Trente fois le soleil a fourny sa carriere,
Et porté haut et bas sa feconde lumiere,
Depuis qu’en ce desert je me plais à resver,
Et je crois toutesfois que j’y viens d’arriver.
J’ay pour me divertir dans cette roche affreuse,
Une bibliotheque, et superbe, et nombreuse :
Venez la voir, seigneur, mes livres ont des voix ;
Et ces grands conseillers ne flattent point les rois.
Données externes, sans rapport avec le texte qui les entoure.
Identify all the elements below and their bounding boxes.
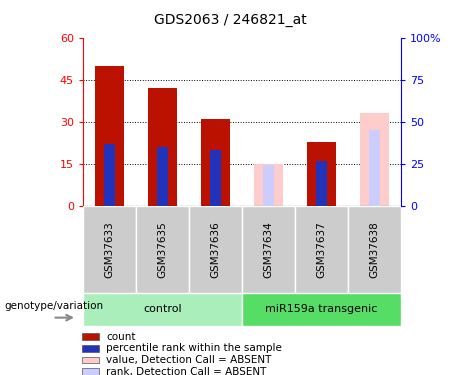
Bar <box>189 206 242 292</box>
Bar <box>295 206 348 292</box>
Bar <box>242 292 401 326</box>
Text: genotype/variation: genotype/variation <box>5 301 104 310</box>
Text: GSM37634: GSM37634 <box>264 221 273 278</box>
Bar <box>242 206 295 292</box>
Bar <box>95 66 124 206</box>
Bar <box>83 292 242 326</box>
Text: control: control <box>143 304 182 314</box>
Text: rank, Detection Call = ABSENT: rank, Detection Call = ABSENT <box>106 367 266 375</box>
Bar <box>201 119 230 206</box>
Text: miR159a transgenic: miR159a transgenic <box>266 304 378 314</box>
Bar <box>148 88 177 206</box>
Text: GSM37638: GSM37638 <box>370 221 379 278</box>
Bar <box>82 333 99 340</box>
Bar <box>369 130 380 206</box>
Bar <box>82 368 99 375</box>
Bar <box>157 147 168 206</box>
Text: value, Detection Call = ABSENT: value, Detection Call = ABSENT <box>106 355 272 365</box>
Bar <box>263 165 274 206</box>
Bar <box>348 206 401 292</box>
Text: GSM37636: GSM37636 <box>211 221 220 278</box>
Bar <box>210 150 221 206</box>
Text: count: count <box>106 332 136 342</box>
Bar <box>307 142 336 206</box>
Bar <box>104 144 115 206</box>
Bar <box>316 161 327 206</box>
Text: GSM37637: GSM37637 <box>317 221 326 278</box>
Bar <box>82 357 99 363</box>
Text: GSM37635: GSM37635 <box>158 221 167 278</box>
Text: GDS2063 / 246821_at: GDS2063 / 246821_at <box>154 13 307 27</box>
Bar <box>254 164 283 206</box>
Bar <box>82 345 99 352</box>
Text: percentile rank within the sample: percentile rank within the sample <box>106 343 282 353</box>
Bar <box>83 206 136 292</box>
Text: GSM37633: GSM37633 <box>105 221 114 278</box>
Bar <box>136 206 189 292</box>
Bar <box>360 113 389 206</box>
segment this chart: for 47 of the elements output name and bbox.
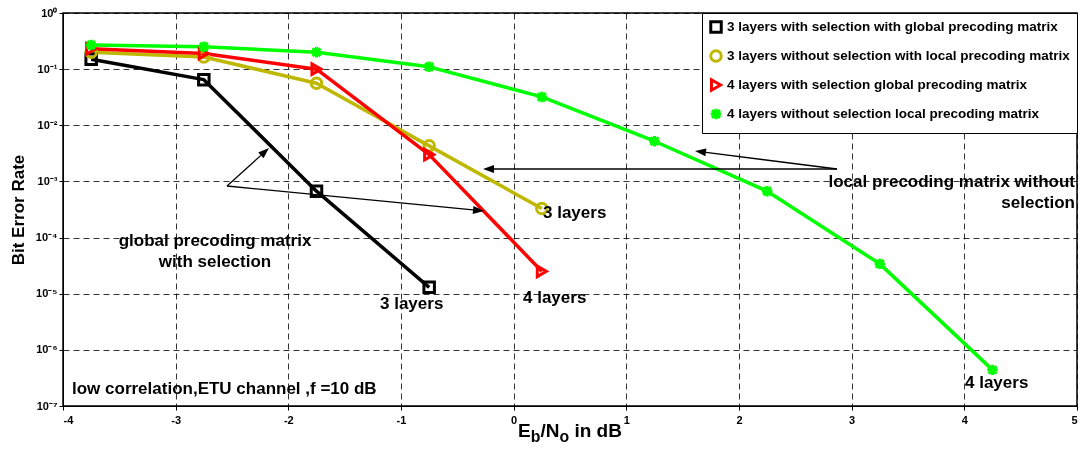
y-tick-label: 10⁻⁴ (35, 231, 58, 244)
annotation: global precoding matrix with selection (117, 230, 313, 272)
legend-label: 3 layers with selection with global precoding matrix (727, 19, 1059, 34)
point (873, 257, 887, 271)
x-tick-label: 5 (1071, 413, 1078, 426)
point (309, 76, 324, 91)
point (422, 280, 436, 295)
y-tick-label: 10⁻³ (37, 174, 58, 187)
point (84, 38, 98, 52)
x-tick-label: 1 (623, 413, 630, 426)
y-tick-label: 10⁻⁷ (36, 399, 58, 412)
y-axis-title: Bit Error Rate (8, 154, 28, 266)
point (647, 134, 662, 148)
annotation: low correlation,ETU channel ,f =10 dB (72, 378, 378, 399)
point (422, 60, 436, 74)
legend-label: 4 layers with selection global precoding matrix (727, 77, 1028, 92)
y-tick-label: 10⁻¹ (37, 62, 58, 75)
point (535, 264, 548, 279)
point (985, 363, 1000, 377)
point (309, 45, 324, 59)
point (197, 40, 211, 54)
y-tick-label: 10⁻⁶ (36, 343, 58, 356)
legend-label: 4 layers without selection local precoding matrix (727, 106, 1040, 121)
point (535, 90, 549, 104)
y-tick-label: 10⁻² (37, 118, 58, 131)
point (310, 62, 323, 76)
x-tick-label: 4 (961, 413, 969, 426)
y-tick-label: 10⁻⁵ (36, 287, 58, 300)
y-tick-label: 10⁰ (41, 6, 58, 19)
annotation: local precoding matrix without selection (827, 171, 1075, 213)
point (197, 72, 211, 87)
annotation: 4 layers (523, 287, 588, 308)
annotation: 3 layers (380, 293, 445, 314)
annotation: 3 layers (543, 202, 608, 223)
x-tick-label: 0 (511, 413, 518, 426)
point (423, 147, 436, 162)
x-tick-label: 2 (736, 413, 743, 426)
x-tick-label: 3 (849, 413, 856, 426)
legend-label: 3 layers without selection with local precoding matrix (727, 48, 1071, 63)
x-axis-title: E$_{b}$/N$_{o}$ in dB (518, 420, 622, 445)
x-tick-label: -2 (283, 413, 294, 426)
x-tick-label: -1 (396, 413, 407, 426)
x-tick-label: -3 (171, 413, 182, 426)
annotation: 4 layers (965, 372, 1030, 393)
point (760, 184, 774, 198)
x-tick-label: -4 (63, 413, 75, 426)
point (309, 184, 324, 198)
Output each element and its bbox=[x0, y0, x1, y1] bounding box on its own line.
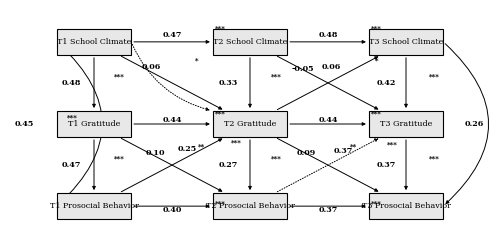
Text: T1 Gratitude: T1 Gratitude bbox=[68, 120, 120, 128]
Text: T2 School Climate: T2 School Climate bbox=[213, 38, 287, 46]
Text: ***: *** bbox=[371, 24, 382, 32]
FancyBboxPatch shape bbox=[369, 193, 443, 219]
Text: 0.06: 0.06 bbox=[142, 63, 161, 71]
FancyBboxPatch shape bbox=[213, 111, 287, 137]
Text: T2 Gratitude: T2 Gratitude bbox=[224, 120, 276, 128]
FancyBboxPatch shape bbox=[57, 111, 131, 137]
Text: T1 School Climate: T1 School Climate bbox=[57, 38, 131, 46]
Text: 0.37: 0.37 bbox=[376, 161, 396, 169]
Text: ***: *** bbox=[215, 109, 226, 117]
Text: -0.05: -0.05 bbox=[292, 65, 314, 73]
Text: T2 Prosocial Behavior: T2 Prosocial Behavior bbox=[206, 202, 294, 210]
Text: 0.09: 0.09 bbox=[297, 149, 316, 157]
Text: ***: *** bbox=[371, 109, 382, 117]
Text: ***: *** bbox=[215, 24, 226, 32]
FancyArrowPatch shape bbox=[132, 44, 209, 111]
FancyArrowPatch shape bbox=[59, 44, 102, 204]
Text: 0.26: 0.26 bbox=[465, 120, 484, 128]
Text: ***: *** bbox=[428, 155, 440, 163]
Text: 0.48: 0.48 bbox=[62, 79, 80, 87]
Text: ***: *** bbox=[371, 199, 382, 207]
Text: T3 Prosocial Behavior: T3 Prosocial Behavior bbox=[362, 202, 450, 210]
Text: 0.48: 0.48 bbox=[318, 31, 338, 39]
Text: ***: *** bbox=[271, 155, 282, 163]
Text: **: ** bbox=[350, 143, 356, 151]
Text: ***: *** bbox=[230, 139, 241, 147]
Text: 0.47: 0.47 bbox=[162, 31, 182, 39]
Text: 0.37: 0.37 bbox=[318, 206, 338, 214]
Text: 0.10: 0.10 bbox=[146, 149, 165, 157]
Text: 0.33: 0.33 bbox=[219, 79, 238, 87]
Text: 0.44: 0.44 bbox=[318, 116, 338, 124]
Text: 0.45: 0.45 bbox=[14, 120, 34, 128]
Text: ***: *** bbox=[428, 73, 440, 81]
Text: ***: *** bbox=[215, 199, 226, 207]
Text: *: * bbox=[194, 57, 198, 64]
FancyBboxPatch shape bbox=[369, 29, 443, 55]
Text: ***: *** bbox=[114, 73, 124, 81]
FancyBboxPatch shape bbox=[213, 29, 287, 55]
Text: T3 Gratitude: T3 Gratitude bbox=[380, 120, 432, 128]
Text: T1 Prosocial Behavior: T1 Prosocial Behavior bbox=[50, 202, 138, 210]
Text: ***: *** bbox=[271, 73, 282, 81]
Text: *: * bbox=[374, 57, 378, 64]
FancyBboxPatch shape bbox=[369, 111, 443, 137]
Text: T3 School Climate: T3 School Climate bbox=[369, 38, 443, 46]
Text: 0.27: 0.27 bbox=[219, 161, 238, 169]
FancyBboxPatch shape bbox=[57, 193, 131, 219]
Text: ***: *** bbox=[114, 155, 124, 163]
Text: 0.42: 0.42 bbox=[376, 79, 396, 87]
Text: 0.37: 0.37 bbox=[334, 147, 353, 155]
Text: 0.44: 0.44 bbox=[162, 116, 182, 124]
Text: ***: *** bbox=[386, 141, 398, 149]
Text: 0.40: 0.40 bbox=[162, 206, 182, 214]
Text: 0.25: 0.25 bbox=[178, 145, 197, 153]
Text: ***: *** bbox=[67, 114, 78, 122]
Text: 0.47: 0.47 bbox=[62, 161, 80, 169]
FancyBboxPatch shape bbox=[57, 29, 131, 55]
FancyBboxPatch shape bbox=[213, 193, 287, 219]
Text: 0.06: 0.06 bbox=[322, 63, 341, 71]
FancyArrowPatch shape bbox=[445, 44, 488, 204]
Text: **: ** bbox=[198, 143, 205, 151]
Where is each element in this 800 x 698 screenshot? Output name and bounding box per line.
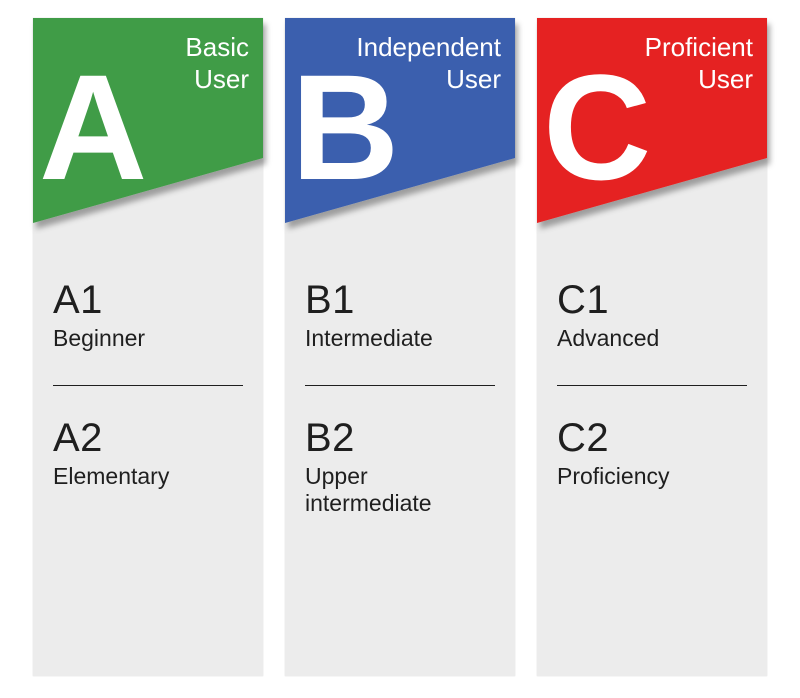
cefr-card-b: Independent UserBB1IntermediateB2Upper i… [285, 18, 515, 676]
card-body: C1Advanced C2Proficiency [537, 278, 767, 490]
level-name-a2: Elementary [53, 463, 243, 489]
level-code-a2: A2 [53, 416, 243, 461]
card-title: Proficient User [645, 32, 753, 95]
level-name-b2: Upper intermediate [305, 463, 495, 516]
level-name-b1: Intermediate [305, 325, 495, 351]
level-divider [557, 385, 747, 386]
cefr-card-a: Basic User A A1Beginner A2Elementary [33, 18, 263, 676]
level-code-c1: C1 [557, 278, 747, 323]
level-divider [53, 385, 243, 386]
card-letter: B [291, 52, 399, 202]
card-body: A1Beginner A2Elementary [33, 278, 263, 490]
level-code-b1: B1 [305, 278, 495, 323]
level-code-c2: C2 [557, 416, 747, 461]
cefr-card-c: Proficient UserC C1Advanced C2Proficiency [537, 18, 767, 676]
level-code-b2: B2 [305, 416, 495, 461]
level-name-c2: Proficiency [557, 463, 747, 489]
card-title: Basic User [185, 32, 249, 95]
level-code-a1: A1 [53, 278, 243, 323]
card-letter: A [39, 52, 147, 202]
level-name-a1: Beginner [53, 325, 243, 351]
level-name-c1: Advanced [557, 325, 747, 351]
card-body: B1Intermediate B2Upper intermediate [285, 278, 515, 516]
card-letter: C [543, 52, 651, 202]
level-divider [305, 385, 495, 386]
cefr-cards-row: Basic UserAA1BeginnerA2Elementary Indepe… [33, 18, 767, 676]
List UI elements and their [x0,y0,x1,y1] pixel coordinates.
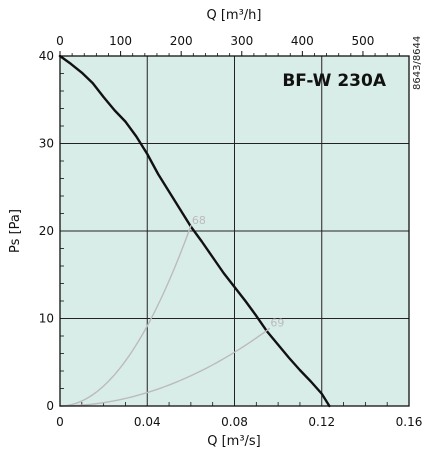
y-tick-label: 40 [39,49,54,63]
y-tick-label: 20 [39,224,54,238]
x-tick-label: 0.08 [221,415,248,429]
y-axis-label: Ps [Pa] [8,209,23,253]
grid-lines [60,56,409,406]
fan-curve-line [58,54,331,408]
x2-tick-label: 100 [109,34,132,48]
x2-tick-label: 0 [56,34,64,48]
x2-tick-label: 400 [291,34,314,48]
system-curve-label: 69 [270,317,284,330]
chart-title: BF-W 230A [282,71,386,91]
curves-layer: 68 69 [58,54,331,408]
x2-tick-label: 500 [351,34,374,48]
plot-frame [59,55,410,407]
x2-tick-label: 200 [170,34,193,48]
side-note: 8643/8644 [412,36,423,90]
y-tick-label: 10 [39,312,54,326]
x2-axis-label: Q [m³/h] [206,8,261,23]
system-curve-line [59,225,192,407]
x-axis-label: Q [m³/s] [207,434,261,449]
system-curve-line [59,327,271,407]
x-tick-label: 0 [56,415,64,429]
minor-tick-marks [59,51,400,406]
x-tick-label: 0.12 [308,415,335,429]
y-tick-label: 30 [39,137,54,151]
x-tick-label: 0.16 [396,415,423,429]
y-tick-label: 0 [46,399,54,413]
x2-tick-label: 300 [230,34,253,48]
x-tick-label: 0.04 [134,415,161,429]
system-curve-label: 68 [192,214,206,227]
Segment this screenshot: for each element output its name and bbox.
A ces mots il s’osta de l’aspect du rivage :
Et menant ce heros dans sa grotte sauvage,
Il fut y faire voir au roy qui le suivoit,
Le grand et riche amas des livres qu’il avoit.
Voicy, dit-il, seigneur, ces conseillers fidelles,
De qui les sages roys ont tous pris leurs modelles :
Qui font utilement leur sçavoir esclater ;
Et qui francs d’interest leur parlent sans flater.
Voicy de tous les arts les maistres veritables,
Et de tous les mortels les amis charitables :
Que l’on fait comme on veut, ou taire, ou discourir,
Et que l’on voit tousjours prests à nous secourir.